Петр ждал, что за этот философический экскурс Джованни также в шутку либо пошлет его к черту, либо предложит заткнуться, но, к его изумлению, друг изрек нечто совсем непредвиденное и не слишком дружественное:

— Тебе незачем меня успокаивать, я ведь не жалуюсь, поскольку всегда помню, что я — граф Гамбарини.

Впервые за долгие годы их совместного существования Джованни указал Петру на превосходство своего рода; у Петра возникло такое чувство, будто его окатили ледяной водой. Право, высказывание это было не только не дружественно, но и не сулило ничего хорошего в будущем, оно звучало почти зловеще; это означало, что в отличие от усопшего графа Одорико, который уважал Петра — в чем Петр не сомневался — за превосходные качества характера, Джованни не находил в Петре ничего особенного, ничего такого, что куда важнее древности рода Гамбарини. «Ну да, — подумал Петр, — Джованни — знатный осел, который в состоянии оценить лишь мои физические данные, в остальном я для него обыкновенный хам; я допустил ошибку, напомнив ему об этом несчастном и не благоприятном для меня обстоятельстве. Значит, мне тем более необходимо отличиться, совершить из ряда вон выходящий поступок и поставить графчонка на место».

Случай для этого представился незамедлительно, ибо невдалеке, будто из пушки, грохнул выстрел.
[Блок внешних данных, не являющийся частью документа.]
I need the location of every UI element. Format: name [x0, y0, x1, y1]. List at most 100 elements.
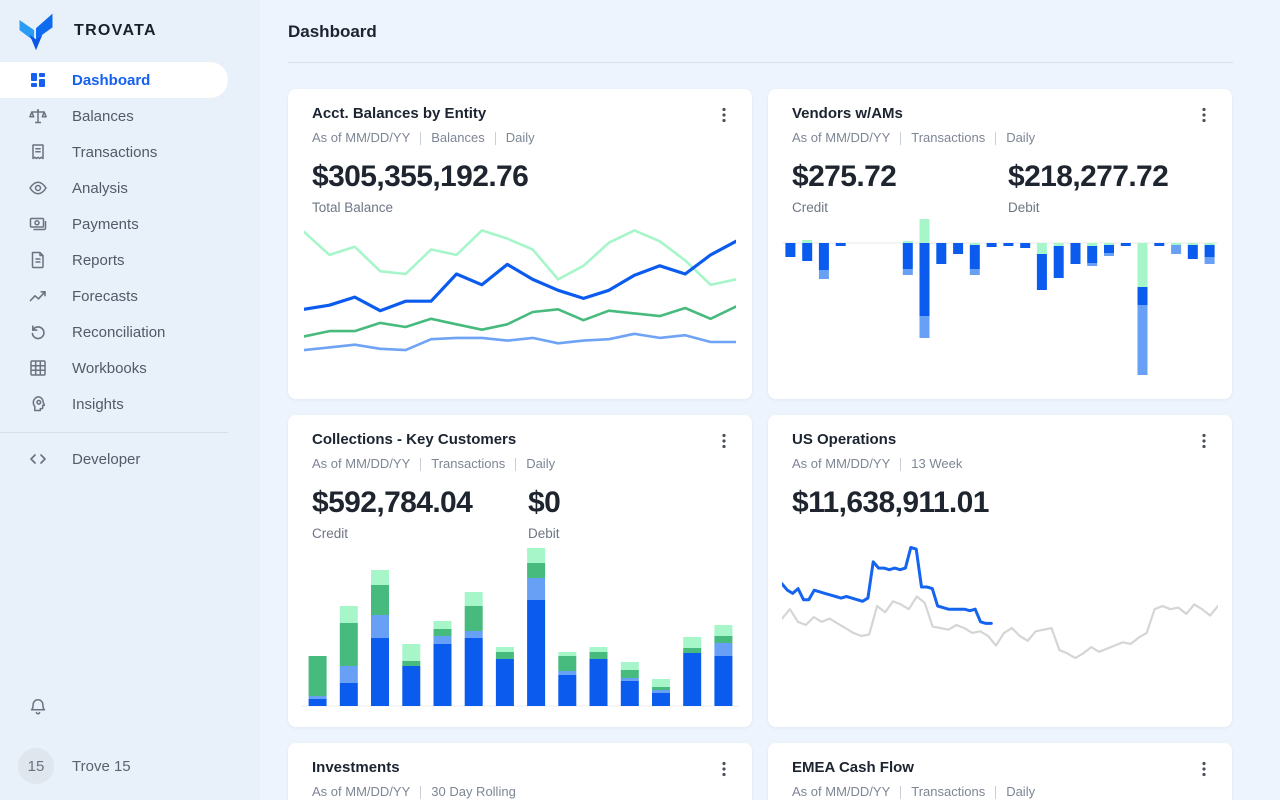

— Что это? — спросил Джованни, перепугавшись, не смотря на то, что в жилах его текла кровь славных кондотьеров.

— По-моему, если это не пушка, то уже никак не охотничье ружье, — отозвался Петр и сошел с тропинки; Джованни последовал за ним. Прячась за стволами и кустарником, они осторожно крались в направлении выстрела и шагов через пятьдесят увидели тело мужчины, распростертое на опушке лесной чащи. У мертвого было снесено полголовы, вернее, темя, но тонкое лицо писаного красавца, украшенное баками, сохранилось; хотя вместо красной ливреи с гербом Гамбарини и с девизом «Ad summam nobilitatem intenti» человек облачился в обычное суконное платье, но это был все тот же Иоганн, слуга покойного графа, конечно, уже испустивший дух. Он лежал, задрав подбородок в небо. Выстрел, которым ему снесло половину головы, вероятно, настиг всадника нежданно-негаданно, поскольку он даже не успел снять с плеча превосходную пищаль Броккардо, похищенную в Вене; конь его стоял, свесив морду с белой звездой во лбу, очевидно раздумывая, что же теперь делать.

— Это Иоганн, — высказал Джованни утверждение совершенно никчемное, ибо тут не могло быть сомнений; схватив Петра за локоть, он прижался к нему, как в детстве, когда чего-то боялся. — Они его прикончили.

— Кто они?

— Слуги, — сказал Джованни. — Они продали карету, поссорились, когда делили деньги, прикончили его и отправились дальше.

— И бросили тут коня? — спросил Петр. — И не забрали пищаль? И не взяли на память хотя бы вот это?

Он снял с руки мертвеца золотое кольцо с огромным бриллиантом.

— Перстень Борджа! — воскликнул Джованни и с жадностью выхватил перстень. — Петр, у нас есть конь и перстень, мы спасены.

— Конечно, — согласился Петр и наклонился над Иоганном, чтобы снять ружье. — Вот с этим ружьем мне ничего не страшно.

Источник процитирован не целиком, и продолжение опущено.